Daily usage of acidophilus can help prevent intestinal imbalance, ward off fungal overgrowth problems, and keep the body well supplied with nutrients and digestive enzymes or hydrochloric acid supplements may also be helpful if there are signs of maldigestion (however, individuals with gastric or peptic ulcers may worsen their condition and should consult with their physician before using them).

Many people with HIV have lowered levels of hydrochloric acid in their stomach (preventing proper breakdown of proteins and fats and proper absorption of nutrients) and/or have some level of pancreatic dysfunction (resulting in lowered levels of enzymes needed for proper digestion and absorption of nutrients). Other additions based on symptoms and the advice of an HIV-knowledgeable nutritionist may also be desirable.

Maintaining a good supplementation program helps prevent deficiencies and prevents the loss of immune function. In addition, many symptoms that result from deficiencies can often be eliminated with and appropriate supplement program. Often people are told that they “will just have to live with” various HIV-related symptoms when, in fact, many are resolvable. Symptoms that may be related to nutrient deficiencies and may be reversible with appropriate supplementation include serious fatigue, memory loss or other cognitive dysfunction, skin problems (HIV rash), neuropathy, weight loss, loss of the senses of smell or taste, appetite loss, muscle pain or cramps, digestive problems, night blindness, canker sores, constipation, depression, anxiety, menstrual cramps, and menopausal problems.

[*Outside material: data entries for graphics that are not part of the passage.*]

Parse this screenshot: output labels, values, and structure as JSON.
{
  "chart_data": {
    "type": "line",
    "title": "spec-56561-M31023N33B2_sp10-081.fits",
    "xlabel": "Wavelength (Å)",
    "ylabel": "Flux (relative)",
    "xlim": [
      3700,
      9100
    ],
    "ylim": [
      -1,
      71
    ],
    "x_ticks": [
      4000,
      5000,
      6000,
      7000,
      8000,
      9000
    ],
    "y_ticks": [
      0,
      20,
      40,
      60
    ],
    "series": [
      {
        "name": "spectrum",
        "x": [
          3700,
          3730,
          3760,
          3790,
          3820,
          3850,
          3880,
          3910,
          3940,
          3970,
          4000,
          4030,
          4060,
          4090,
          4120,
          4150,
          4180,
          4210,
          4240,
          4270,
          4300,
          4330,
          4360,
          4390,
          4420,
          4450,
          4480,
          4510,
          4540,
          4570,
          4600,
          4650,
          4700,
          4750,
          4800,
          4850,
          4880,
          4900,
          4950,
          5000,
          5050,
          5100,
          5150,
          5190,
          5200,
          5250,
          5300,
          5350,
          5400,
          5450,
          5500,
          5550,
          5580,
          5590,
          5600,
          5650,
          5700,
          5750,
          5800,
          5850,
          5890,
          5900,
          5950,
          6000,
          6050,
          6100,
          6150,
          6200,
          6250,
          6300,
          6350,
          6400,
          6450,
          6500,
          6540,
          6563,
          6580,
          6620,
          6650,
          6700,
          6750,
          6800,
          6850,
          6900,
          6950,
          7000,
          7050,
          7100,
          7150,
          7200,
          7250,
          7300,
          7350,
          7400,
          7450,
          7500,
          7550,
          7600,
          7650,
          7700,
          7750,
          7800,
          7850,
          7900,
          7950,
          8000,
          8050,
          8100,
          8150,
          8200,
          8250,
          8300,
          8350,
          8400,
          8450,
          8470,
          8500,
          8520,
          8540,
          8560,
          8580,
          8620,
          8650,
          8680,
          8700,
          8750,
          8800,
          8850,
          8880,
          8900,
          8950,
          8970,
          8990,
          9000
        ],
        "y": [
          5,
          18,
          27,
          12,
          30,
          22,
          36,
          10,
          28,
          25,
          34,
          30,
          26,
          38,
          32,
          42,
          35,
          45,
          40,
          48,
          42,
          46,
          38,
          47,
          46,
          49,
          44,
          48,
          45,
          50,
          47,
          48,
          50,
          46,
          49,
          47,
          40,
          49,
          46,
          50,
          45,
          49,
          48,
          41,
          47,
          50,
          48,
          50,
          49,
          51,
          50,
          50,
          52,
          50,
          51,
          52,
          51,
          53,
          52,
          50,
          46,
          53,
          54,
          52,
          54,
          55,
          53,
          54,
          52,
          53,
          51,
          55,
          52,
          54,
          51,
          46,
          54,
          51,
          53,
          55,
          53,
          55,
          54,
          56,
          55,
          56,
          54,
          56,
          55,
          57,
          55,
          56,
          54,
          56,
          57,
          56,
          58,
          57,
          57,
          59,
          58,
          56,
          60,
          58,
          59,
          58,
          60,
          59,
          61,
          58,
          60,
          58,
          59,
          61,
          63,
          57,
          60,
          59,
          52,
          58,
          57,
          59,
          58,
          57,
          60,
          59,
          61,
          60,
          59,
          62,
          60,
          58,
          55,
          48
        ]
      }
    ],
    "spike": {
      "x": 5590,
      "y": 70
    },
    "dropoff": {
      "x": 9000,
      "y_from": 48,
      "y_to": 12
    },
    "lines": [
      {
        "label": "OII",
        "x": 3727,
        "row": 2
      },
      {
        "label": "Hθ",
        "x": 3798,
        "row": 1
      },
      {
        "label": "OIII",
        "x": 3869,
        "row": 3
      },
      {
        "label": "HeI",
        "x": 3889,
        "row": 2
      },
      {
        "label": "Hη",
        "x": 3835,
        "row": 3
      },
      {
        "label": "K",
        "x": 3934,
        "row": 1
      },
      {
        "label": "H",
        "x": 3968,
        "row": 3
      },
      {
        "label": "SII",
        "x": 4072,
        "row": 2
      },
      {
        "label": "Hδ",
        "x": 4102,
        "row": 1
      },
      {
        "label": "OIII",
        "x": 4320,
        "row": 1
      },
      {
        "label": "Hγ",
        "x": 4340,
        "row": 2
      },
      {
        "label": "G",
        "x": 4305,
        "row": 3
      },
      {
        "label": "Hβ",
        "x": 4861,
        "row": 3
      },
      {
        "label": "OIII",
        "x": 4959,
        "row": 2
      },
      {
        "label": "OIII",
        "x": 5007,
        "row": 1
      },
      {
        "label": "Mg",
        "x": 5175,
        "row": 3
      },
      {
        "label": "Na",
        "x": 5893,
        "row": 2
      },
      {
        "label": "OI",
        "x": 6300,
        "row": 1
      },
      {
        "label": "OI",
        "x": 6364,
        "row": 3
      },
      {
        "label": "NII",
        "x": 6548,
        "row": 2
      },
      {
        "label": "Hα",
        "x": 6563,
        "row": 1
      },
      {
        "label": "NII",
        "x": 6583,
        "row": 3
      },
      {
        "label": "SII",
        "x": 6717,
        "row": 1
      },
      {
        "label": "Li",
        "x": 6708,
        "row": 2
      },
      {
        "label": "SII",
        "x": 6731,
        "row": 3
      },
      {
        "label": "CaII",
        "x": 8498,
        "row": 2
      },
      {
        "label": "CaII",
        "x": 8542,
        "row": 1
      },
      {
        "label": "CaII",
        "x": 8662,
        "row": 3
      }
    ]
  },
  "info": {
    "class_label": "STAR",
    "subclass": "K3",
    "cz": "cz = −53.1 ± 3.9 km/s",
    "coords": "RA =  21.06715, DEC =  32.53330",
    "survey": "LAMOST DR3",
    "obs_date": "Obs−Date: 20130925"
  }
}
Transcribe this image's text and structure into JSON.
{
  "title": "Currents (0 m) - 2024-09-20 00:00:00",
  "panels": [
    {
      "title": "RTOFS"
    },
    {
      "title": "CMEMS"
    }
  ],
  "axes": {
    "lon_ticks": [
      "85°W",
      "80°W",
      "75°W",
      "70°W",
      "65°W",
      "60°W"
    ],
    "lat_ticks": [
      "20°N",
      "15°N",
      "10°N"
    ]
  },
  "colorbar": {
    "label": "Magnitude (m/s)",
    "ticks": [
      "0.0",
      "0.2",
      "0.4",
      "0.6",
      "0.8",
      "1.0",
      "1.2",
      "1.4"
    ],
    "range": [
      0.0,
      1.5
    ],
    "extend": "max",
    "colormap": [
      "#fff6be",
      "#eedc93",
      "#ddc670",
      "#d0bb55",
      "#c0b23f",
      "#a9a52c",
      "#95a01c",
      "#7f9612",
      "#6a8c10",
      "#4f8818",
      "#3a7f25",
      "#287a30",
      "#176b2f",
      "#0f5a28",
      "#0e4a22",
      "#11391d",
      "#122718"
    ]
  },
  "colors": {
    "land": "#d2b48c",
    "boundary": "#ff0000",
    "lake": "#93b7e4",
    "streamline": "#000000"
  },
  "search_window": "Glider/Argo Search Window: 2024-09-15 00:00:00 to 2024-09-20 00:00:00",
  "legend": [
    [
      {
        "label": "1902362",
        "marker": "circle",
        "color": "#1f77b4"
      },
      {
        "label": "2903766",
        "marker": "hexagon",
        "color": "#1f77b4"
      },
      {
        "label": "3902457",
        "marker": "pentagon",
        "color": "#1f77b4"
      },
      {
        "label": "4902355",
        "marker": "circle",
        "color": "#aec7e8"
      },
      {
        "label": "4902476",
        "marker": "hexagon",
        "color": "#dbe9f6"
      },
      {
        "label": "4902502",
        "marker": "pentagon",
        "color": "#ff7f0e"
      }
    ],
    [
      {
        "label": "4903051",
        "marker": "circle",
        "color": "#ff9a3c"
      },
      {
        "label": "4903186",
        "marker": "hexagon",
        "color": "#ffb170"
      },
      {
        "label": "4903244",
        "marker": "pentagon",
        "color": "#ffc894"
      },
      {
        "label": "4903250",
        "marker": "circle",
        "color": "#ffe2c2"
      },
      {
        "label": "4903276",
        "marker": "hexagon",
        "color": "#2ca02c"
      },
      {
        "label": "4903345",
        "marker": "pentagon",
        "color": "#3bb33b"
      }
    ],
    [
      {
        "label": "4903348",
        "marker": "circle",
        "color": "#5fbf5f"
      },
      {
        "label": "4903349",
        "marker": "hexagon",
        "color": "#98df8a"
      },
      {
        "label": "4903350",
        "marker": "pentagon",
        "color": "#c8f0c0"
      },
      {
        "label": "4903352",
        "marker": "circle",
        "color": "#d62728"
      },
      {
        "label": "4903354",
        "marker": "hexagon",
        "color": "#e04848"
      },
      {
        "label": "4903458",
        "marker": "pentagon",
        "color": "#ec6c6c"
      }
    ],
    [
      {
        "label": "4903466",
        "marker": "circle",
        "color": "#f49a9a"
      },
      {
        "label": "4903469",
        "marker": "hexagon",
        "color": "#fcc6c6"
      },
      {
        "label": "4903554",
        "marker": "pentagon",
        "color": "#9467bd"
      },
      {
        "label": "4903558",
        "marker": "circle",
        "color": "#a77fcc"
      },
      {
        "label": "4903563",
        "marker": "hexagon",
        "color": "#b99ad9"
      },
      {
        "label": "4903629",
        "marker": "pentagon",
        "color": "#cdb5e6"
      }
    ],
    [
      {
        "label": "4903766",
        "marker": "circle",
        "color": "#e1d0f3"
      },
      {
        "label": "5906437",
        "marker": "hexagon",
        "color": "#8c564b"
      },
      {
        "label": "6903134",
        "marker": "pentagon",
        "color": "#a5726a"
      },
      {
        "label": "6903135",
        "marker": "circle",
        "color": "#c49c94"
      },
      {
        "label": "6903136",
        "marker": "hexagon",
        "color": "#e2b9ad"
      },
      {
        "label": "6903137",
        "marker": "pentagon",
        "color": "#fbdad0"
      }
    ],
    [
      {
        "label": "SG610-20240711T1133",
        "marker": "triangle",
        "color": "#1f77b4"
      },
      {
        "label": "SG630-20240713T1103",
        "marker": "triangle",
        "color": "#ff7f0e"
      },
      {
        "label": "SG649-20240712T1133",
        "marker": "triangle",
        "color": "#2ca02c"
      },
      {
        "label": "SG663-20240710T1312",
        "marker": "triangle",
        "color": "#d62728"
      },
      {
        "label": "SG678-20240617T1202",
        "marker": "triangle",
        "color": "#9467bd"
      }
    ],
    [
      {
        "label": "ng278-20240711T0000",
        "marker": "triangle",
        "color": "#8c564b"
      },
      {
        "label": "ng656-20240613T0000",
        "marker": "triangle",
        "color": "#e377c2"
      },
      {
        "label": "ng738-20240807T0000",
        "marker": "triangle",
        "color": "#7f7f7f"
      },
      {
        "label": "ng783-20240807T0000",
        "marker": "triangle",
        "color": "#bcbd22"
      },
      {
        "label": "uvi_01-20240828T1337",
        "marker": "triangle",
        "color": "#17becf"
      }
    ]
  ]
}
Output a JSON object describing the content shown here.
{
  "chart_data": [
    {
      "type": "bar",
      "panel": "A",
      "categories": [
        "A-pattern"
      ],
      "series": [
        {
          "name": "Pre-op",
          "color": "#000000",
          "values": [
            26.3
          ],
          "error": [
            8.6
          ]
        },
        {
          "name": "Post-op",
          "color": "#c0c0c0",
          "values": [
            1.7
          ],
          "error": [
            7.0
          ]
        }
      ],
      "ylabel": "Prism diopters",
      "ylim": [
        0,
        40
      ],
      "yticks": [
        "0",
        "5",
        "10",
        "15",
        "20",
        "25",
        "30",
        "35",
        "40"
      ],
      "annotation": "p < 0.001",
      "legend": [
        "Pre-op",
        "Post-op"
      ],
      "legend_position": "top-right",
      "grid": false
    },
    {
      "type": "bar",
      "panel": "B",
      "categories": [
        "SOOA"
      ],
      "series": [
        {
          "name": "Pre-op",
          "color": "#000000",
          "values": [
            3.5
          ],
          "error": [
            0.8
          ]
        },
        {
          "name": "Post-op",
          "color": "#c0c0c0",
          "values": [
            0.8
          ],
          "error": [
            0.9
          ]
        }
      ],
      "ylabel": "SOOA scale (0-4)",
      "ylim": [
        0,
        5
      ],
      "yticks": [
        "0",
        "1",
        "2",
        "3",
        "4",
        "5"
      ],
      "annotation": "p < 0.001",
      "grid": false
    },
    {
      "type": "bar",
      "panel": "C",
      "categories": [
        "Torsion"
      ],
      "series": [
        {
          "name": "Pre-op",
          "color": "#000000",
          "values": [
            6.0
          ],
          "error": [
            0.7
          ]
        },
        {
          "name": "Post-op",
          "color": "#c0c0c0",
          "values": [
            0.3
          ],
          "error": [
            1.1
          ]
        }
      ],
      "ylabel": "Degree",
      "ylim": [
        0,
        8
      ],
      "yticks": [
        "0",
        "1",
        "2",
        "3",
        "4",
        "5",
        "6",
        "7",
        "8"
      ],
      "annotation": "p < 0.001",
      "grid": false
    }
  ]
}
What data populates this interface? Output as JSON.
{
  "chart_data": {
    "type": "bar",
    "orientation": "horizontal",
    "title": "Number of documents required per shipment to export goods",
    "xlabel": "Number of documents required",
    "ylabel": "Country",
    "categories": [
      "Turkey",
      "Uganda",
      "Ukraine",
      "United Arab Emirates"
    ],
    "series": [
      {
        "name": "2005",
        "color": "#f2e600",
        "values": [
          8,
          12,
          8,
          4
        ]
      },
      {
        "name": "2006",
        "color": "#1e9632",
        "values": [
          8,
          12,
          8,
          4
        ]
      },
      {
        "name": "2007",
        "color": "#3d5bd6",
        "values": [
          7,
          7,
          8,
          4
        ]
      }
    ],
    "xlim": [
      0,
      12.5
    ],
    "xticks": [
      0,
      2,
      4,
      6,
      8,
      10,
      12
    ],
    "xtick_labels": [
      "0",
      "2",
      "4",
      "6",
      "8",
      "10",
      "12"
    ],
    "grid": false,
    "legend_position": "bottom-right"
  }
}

Many other symptoms in people living with HIV may be related to nutrient deficiencies, some of which are listed below. For some people, only one of the nutrient deficiencies listed here may be the sole cause of a given symptom. More often, the source of the problem is the presence of simultaneous deficiencies. Certain patterns of symptoms may provide the best indication of your most likely deficiencies. For example, if both fatigue and memory loss occur, it would be more likely that a B12 deficiency might be the problem. If skin problems occur in combination with increasing night blindness and distortions in the sense of taste, zinc should be high on the list of probable deficiencies.